Over the years I have realized that one of the things I like most about traveling is the whole process of the road trip, the experience on the road to get to our destination.
To get to the beaches of the State of Aragua in Venezuela you usually have to pass through the Henri Pittier Park. It is named after the Swiss geographer who was a pioneer of the National Parks in Venezuela. I have never camped here, but it is a really beautiful way to get to the beach. Yes, they are complicated roads, with many curves but full of nature, fresh air and even fog at one of the highest points of the jorney.
It's a bit complex, because of the tightness of the road, to stop the car to take pictures, so I decided to free myself and take pictures from the window, with all the intention of capturing nature in movement and get pictures where I was not completely sure where and what I was seeing... just like facing the great immensity of this National Park.
It' s very common to find large vans full of tourists on the trip.

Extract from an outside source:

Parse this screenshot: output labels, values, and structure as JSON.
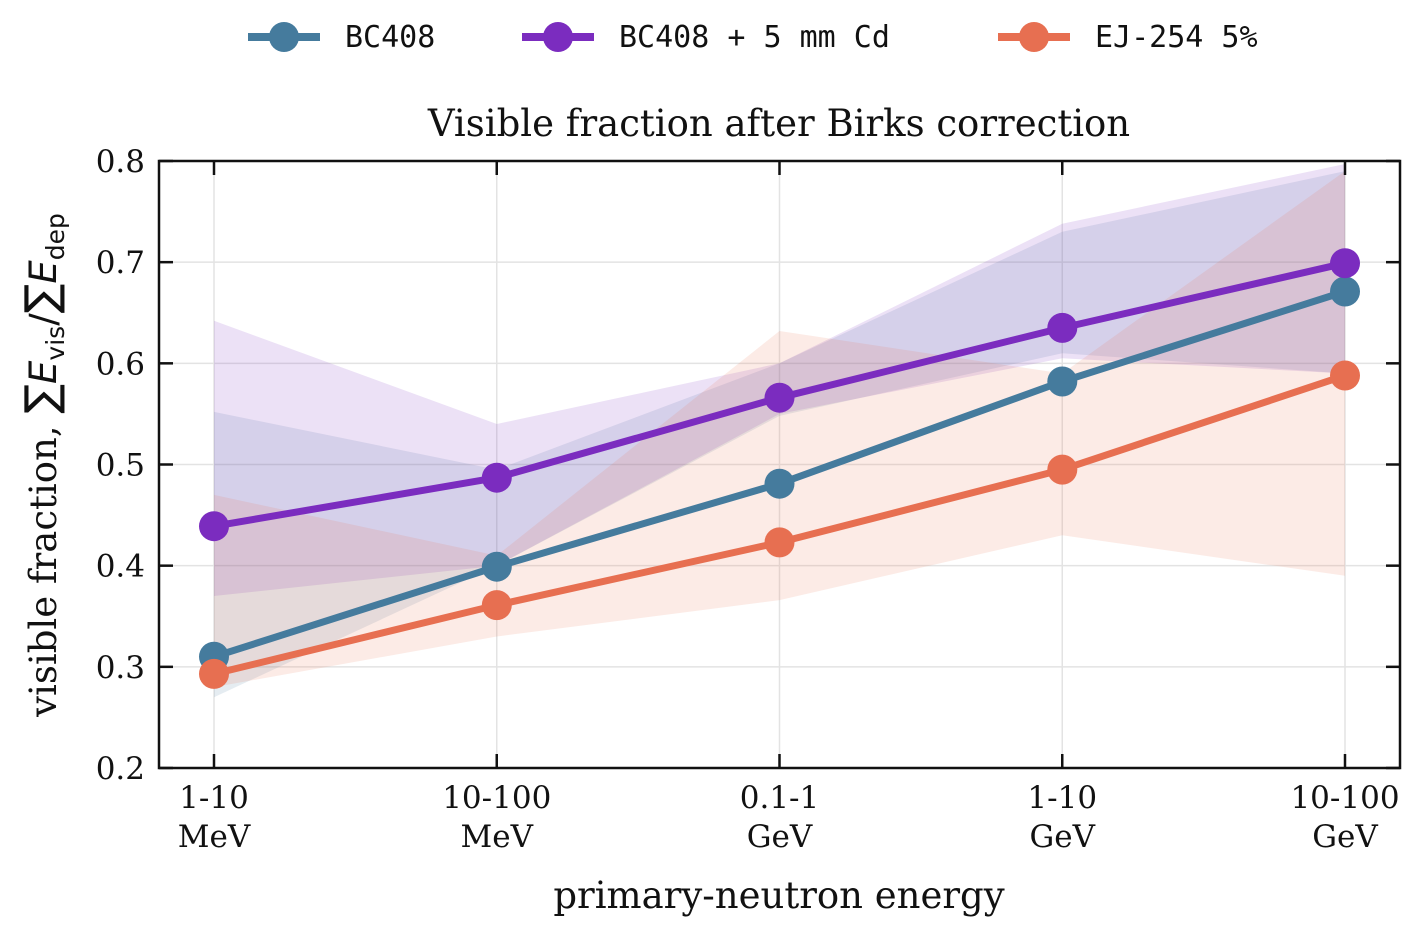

Being the road so narrow can be a little scary, sometimes you have to stop the car so that the bus can pass, but all right, you just have to be very careful, I wanted to capture that moment and I think this picture, with only a part of the bus but still invades the whole picture can understand a little what I'm talking about ...
Once you start to go down the mountain (that means you are closer to the beach), the speed increases, a little more light comes in and the photographs start to take another aspect, almost like watercolor paintings, that transform and give a lot of dynamism to the look when you see them.
The path becomes more leafy, the park opens up in itself and only lets us see flashes of light, mirages of a paradise that is coming, while it opens up small in front of our step escapes.
Until it opens up whole for us, in the curve of our surprise.
The truth is that I liked very much the result of these photographs, I had some time looking for the photography/painting, the abstract and it is surprising how nature always gives it because that abstraction is part of it, and it is a little bit my search: that it's also part of me, not to be afraid of the imperfect and to enjoy the experience of the absurd.